Chargé de l'enquête, Philippe Demeyer, flic blasé, taiseux aux airs de dur à cuir, se cogne pour adjoint le jeunot Boris Lisziak, fraîchement sortie de l'école, autant dire pas encore irrespectueux des usages du manuel au profit de ceux du terrain, et un peu frileux (même devant le corps surchauffé d'une victime que son meurtrier a transformé en torche humaine) quant au comportement à adopter avec son partenaire. Le duo, se voit rapidement affublé d'un officier de police du patelin, lieutenant Fazuras (Garance de son prénom), jeune femme débrouillarde et décidée qui kiffe son job. Bientôt une seconde affaire vient empiéter sur les plates-bandes de la première : le cadavre endommagé (c'est rien de le dire) d'une étudiante en droit nommée Sarah Vignard...
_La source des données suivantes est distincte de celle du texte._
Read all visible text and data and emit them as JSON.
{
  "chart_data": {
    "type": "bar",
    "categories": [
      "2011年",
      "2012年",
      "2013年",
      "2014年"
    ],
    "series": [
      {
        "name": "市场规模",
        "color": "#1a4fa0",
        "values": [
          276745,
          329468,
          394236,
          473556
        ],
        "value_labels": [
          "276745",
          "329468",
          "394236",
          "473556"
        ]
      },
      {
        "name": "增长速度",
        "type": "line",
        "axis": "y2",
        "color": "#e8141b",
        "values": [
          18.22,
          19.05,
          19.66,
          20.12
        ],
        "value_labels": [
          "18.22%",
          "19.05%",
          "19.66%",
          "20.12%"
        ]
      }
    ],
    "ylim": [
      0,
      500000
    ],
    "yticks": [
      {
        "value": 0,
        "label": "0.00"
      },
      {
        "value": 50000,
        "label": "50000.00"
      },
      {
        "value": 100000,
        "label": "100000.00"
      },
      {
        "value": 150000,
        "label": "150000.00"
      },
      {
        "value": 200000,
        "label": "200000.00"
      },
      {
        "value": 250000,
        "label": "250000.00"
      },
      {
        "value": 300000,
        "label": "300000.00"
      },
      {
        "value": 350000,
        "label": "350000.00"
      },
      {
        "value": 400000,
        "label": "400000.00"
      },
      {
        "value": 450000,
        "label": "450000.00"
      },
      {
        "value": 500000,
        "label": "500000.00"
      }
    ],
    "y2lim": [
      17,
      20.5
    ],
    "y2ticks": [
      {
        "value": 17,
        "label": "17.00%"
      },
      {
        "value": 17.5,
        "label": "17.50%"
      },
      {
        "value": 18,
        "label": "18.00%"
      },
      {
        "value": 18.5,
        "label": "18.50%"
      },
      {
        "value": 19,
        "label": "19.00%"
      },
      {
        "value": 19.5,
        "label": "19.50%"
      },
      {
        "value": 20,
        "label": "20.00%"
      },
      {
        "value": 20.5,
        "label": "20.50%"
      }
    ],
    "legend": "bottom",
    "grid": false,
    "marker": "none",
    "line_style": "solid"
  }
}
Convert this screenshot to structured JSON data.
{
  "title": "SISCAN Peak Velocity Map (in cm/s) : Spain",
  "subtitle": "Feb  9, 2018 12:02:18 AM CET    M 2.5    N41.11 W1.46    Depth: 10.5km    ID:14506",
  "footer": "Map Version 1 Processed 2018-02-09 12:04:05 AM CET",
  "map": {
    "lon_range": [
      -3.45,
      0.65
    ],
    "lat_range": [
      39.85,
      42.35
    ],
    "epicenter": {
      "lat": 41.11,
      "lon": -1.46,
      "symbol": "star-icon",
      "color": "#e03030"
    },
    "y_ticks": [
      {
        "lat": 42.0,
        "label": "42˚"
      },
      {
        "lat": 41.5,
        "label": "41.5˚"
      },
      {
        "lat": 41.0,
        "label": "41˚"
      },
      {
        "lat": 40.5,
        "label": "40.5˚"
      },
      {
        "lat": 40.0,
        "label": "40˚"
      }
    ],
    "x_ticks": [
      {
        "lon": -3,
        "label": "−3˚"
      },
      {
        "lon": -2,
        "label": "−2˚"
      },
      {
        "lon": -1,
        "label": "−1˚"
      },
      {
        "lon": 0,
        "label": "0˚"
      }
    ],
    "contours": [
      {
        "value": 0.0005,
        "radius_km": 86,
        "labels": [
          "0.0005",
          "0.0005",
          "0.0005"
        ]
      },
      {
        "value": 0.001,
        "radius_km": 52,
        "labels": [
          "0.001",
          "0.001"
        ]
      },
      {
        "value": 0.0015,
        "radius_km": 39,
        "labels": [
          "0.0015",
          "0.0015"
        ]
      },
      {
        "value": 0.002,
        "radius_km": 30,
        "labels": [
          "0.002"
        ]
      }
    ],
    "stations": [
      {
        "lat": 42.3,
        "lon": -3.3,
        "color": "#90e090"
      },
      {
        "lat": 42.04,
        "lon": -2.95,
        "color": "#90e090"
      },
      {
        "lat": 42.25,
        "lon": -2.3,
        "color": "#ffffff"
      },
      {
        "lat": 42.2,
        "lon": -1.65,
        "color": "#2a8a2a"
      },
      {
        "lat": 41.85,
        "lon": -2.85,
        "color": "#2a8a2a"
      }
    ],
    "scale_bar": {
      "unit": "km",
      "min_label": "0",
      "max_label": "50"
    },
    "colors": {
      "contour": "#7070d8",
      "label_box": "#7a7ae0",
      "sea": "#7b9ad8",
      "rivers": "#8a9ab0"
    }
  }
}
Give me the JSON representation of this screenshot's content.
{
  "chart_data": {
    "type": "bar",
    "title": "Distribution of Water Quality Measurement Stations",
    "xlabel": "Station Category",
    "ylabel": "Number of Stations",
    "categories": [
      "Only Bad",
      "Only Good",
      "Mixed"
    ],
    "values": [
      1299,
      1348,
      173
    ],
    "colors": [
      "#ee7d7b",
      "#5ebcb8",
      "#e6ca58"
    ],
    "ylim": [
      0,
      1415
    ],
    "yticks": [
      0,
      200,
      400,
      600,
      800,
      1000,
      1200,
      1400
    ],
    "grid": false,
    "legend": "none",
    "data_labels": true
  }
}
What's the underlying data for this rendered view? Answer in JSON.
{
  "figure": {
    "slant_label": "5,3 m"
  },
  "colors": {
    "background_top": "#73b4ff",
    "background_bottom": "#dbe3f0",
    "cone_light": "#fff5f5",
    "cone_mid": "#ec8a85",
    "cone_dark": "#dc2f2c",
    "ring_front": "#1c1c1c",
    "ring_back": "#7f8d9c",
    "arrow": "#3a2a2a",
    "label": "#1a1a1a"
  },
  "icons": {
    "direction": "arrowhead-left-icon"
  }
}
Avec Punk friction, Jess Kaan nous parle d'une région qu'il connaît bien, une région en proie aux difficultés, abandonnée, parfois montrée du doigt, raillée, mais qui s'obstine à tenir debout face à un monde où l'économie n'est plus basée sur le prix de la tonne de charbon mais sur celui d'une projection de dividendes pour actionnaires aux cœurs étouffés par la taille de leur portefeuille. L'auteur, sous couvert d'un genre littéraire de divertissement, le roman policier (et je l'en remercie), dresse ici une critique acerbe d'une société où la frustration, la solitude, le sentiment de rejet, la haine, la méfiance (malheureusement à juste titre), la perte du rationnel, le manque de repère d'une jeunesse tellement blasée de tout avant de n'avoir rien vécu qu'elle ne connaît même pas le goût du désespoir, côtoie une police composée d'hommes et de femmes qui essaient tant bien que mal de faire leur boulot, sans moyen, sans effectif, sans être craint (y compris par les caïds d'opérette). Une police qui ne trouve plus dans les rues ni respect ni compassion, qui évolue sans soutien d'une hiérarchie qui ne pense qu'à sa carrière, sans aide ni écoute d'une classe politique pour qui une réélection est plus importante que de réaffirmer le pouvoir et la présence de l'État dans chaque région, département, ville, quartier, cité du pays. Au milieu de ce jardin où ne poussent en majorité que les mauvaises herbes, les chardons et les orties, quelques fleurs parviennent à se hisser au-dessus du niveau de la merde. Des fleurs étudiantes, des fleurs flics, bref des fleurs sauvages (puisque manifestement la civilisation a tourné au fiasco), de celles qui tentent de rêver, de vivre, d'aimer, même si elle savent que c'est ce qui leur vaudra peut être d'être piétinées.

Citation

Quatre paumés du Nord, le genre de gosses comme il en existe des milliers, une génération sacrifiée par un système à bout de souffle. Enfants cassés, enfants broyés par des rouages socio-économiques les dépassant. Difficultés familiales au sein de tribus éclatées, borderline, échec scolaire lié à leur différence, aucune perspective et aucune possibilité de rémission : le quatuor avait fini à la rue où les tentations s'avéraient nombreuses.